Thursday, May 15, 2003

Thee only bad thing about last evening's Steve Earle gig was his lame-o attempt at a combover. Shouldn't such a perfectionist with off-stage guitar tech with a Kentucky Waterfall to beat the band (a mullet to those of you in the Middling City), exemplary songwriting and just the proper mix of balladry and intersong political banter be able to swoop the last remnant of headtop hair in a better way? Just a thought.

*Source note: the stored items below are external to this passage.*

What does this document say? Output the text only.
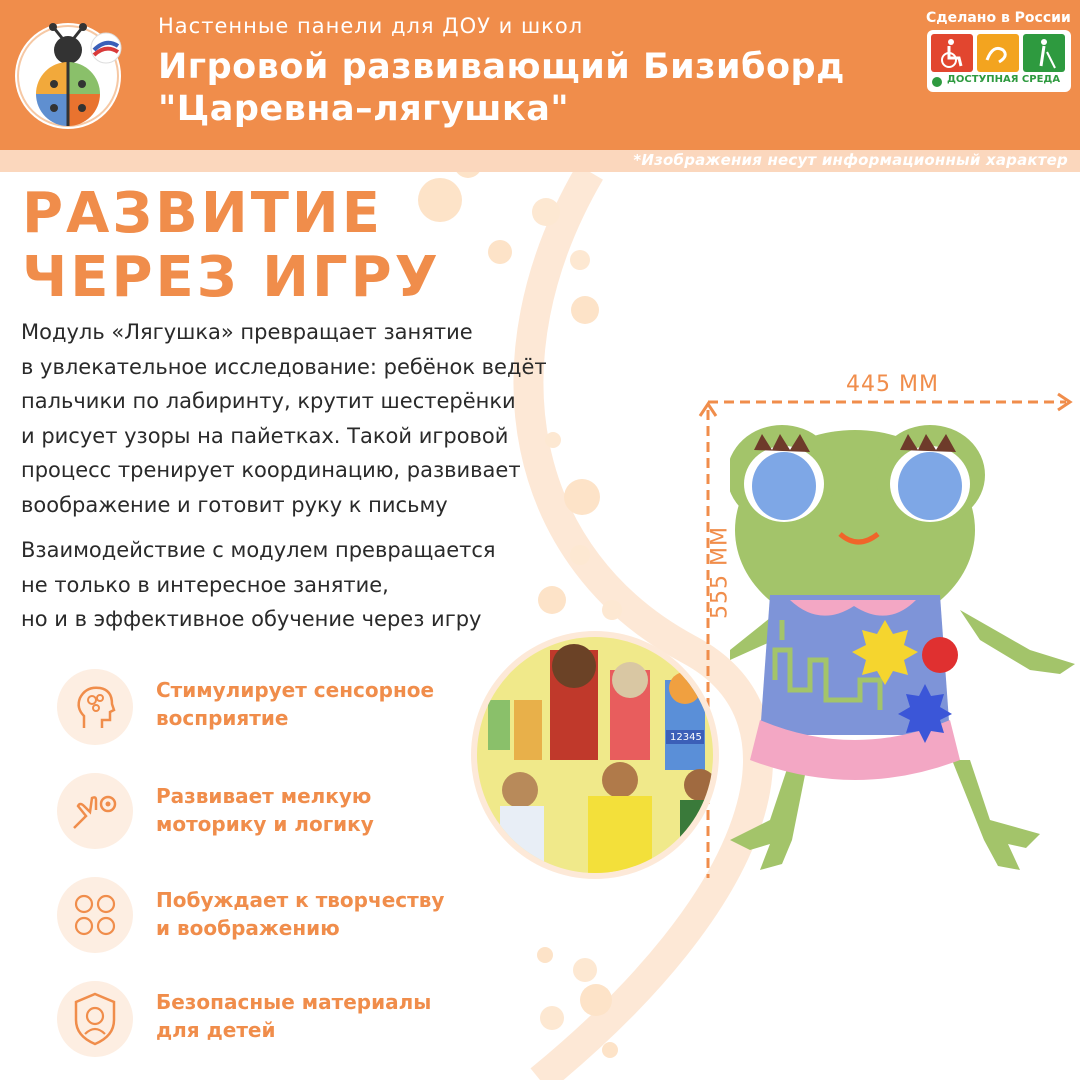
*Изображения несут информационный характер
Настенные панели для ДОУ и школ
Игровой развивающий Бизиборд
"Царевна–лягушка"
Сделано в России
ДОСТУПНАЯ СРЕДА
РАЗВИТИЕ
ЧЕРЕЗ ИГРУ
Модуль «Лягушка» превращает занятие
в увлекательное исследование: ребёнок ведёт
пальчики по лабиринту, крутит шестерёнки
и рисует узоры на пайетках. Такой игровой
процесс тренирует координацию, развивает
воображение и готовит руку к письму
Взаимодействие с модулем превращается
не только в интересное занятие,
но и в эффективное обучение через игру
Стимулирует сенсорное
восприятие
Развивает мелкую
моторику и логику
Побуждает к творчеству
и воображению
Безопасные материалы
для детей
445 ММ
555 ММ
12345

Trying to lure one of my boy colleagues, Marky, into the Earle fold, as he's missing something I know he'll be digging.
Approached stage from the left side and, as I made proper media ok's previously, attempted to take my spot in the mini-pit, next to the other guitarist's guitar tech (and I've never seen one work this hard, in addition to non-stop tuning of about 10 he slargled a Rolling Rock, smoked, jumped onstage to play guitar and for one song, a synthesizer), when I was stopped by a ball of security flesh.
Badass: Where do you think YOU are going?
Me: Over there (pointing at Steve Earle's beat-to-crap cowboy boots)
Badass: No, YOU are NOT.
Me: Well, the promoter said it was ok.
Badass: Well, he's right over here and I'll ask him.
Me: (internally) you do that, fattie.
Badass: Go right ahead.
So about half an hour into the show I ask him
Me: So what should I call you besides Badass?
Badass: Excuse me?
Badass: I'm a Dynamic Bouncing Technician. Nick.
(joy! at ever discovering hidden comic talent)
So it turns out this Nick/Badass is not only a security guy but a Harley tech, a body tech (masseur) as well as a former Teamster and pipe-fitter. I find him fascinating.
On the other side of me was a goofball Canadian (no Kentucky Waterfall/Hockey Hair) who holds blues concerts in his living room in Barrie, Ontario.
For someone who claims the role of promoter he didn't know a thang about shows.
He had that wide-eyed Canadian charm, that interesing sonic attack of all things vowel (and, as always, apologies to dear Canadian pal Georgie-san) but he didn't understand via my body language that at some point I was no longer interested in explaining the Middling City music scene to him when Steve Earle was in the room - and that, given a choice, I'd rather speak to a squat polymath who could fix my body, sweat my pipes and repair my Harley, should I ever acquire one in a foolish midlife purchasing frenzy.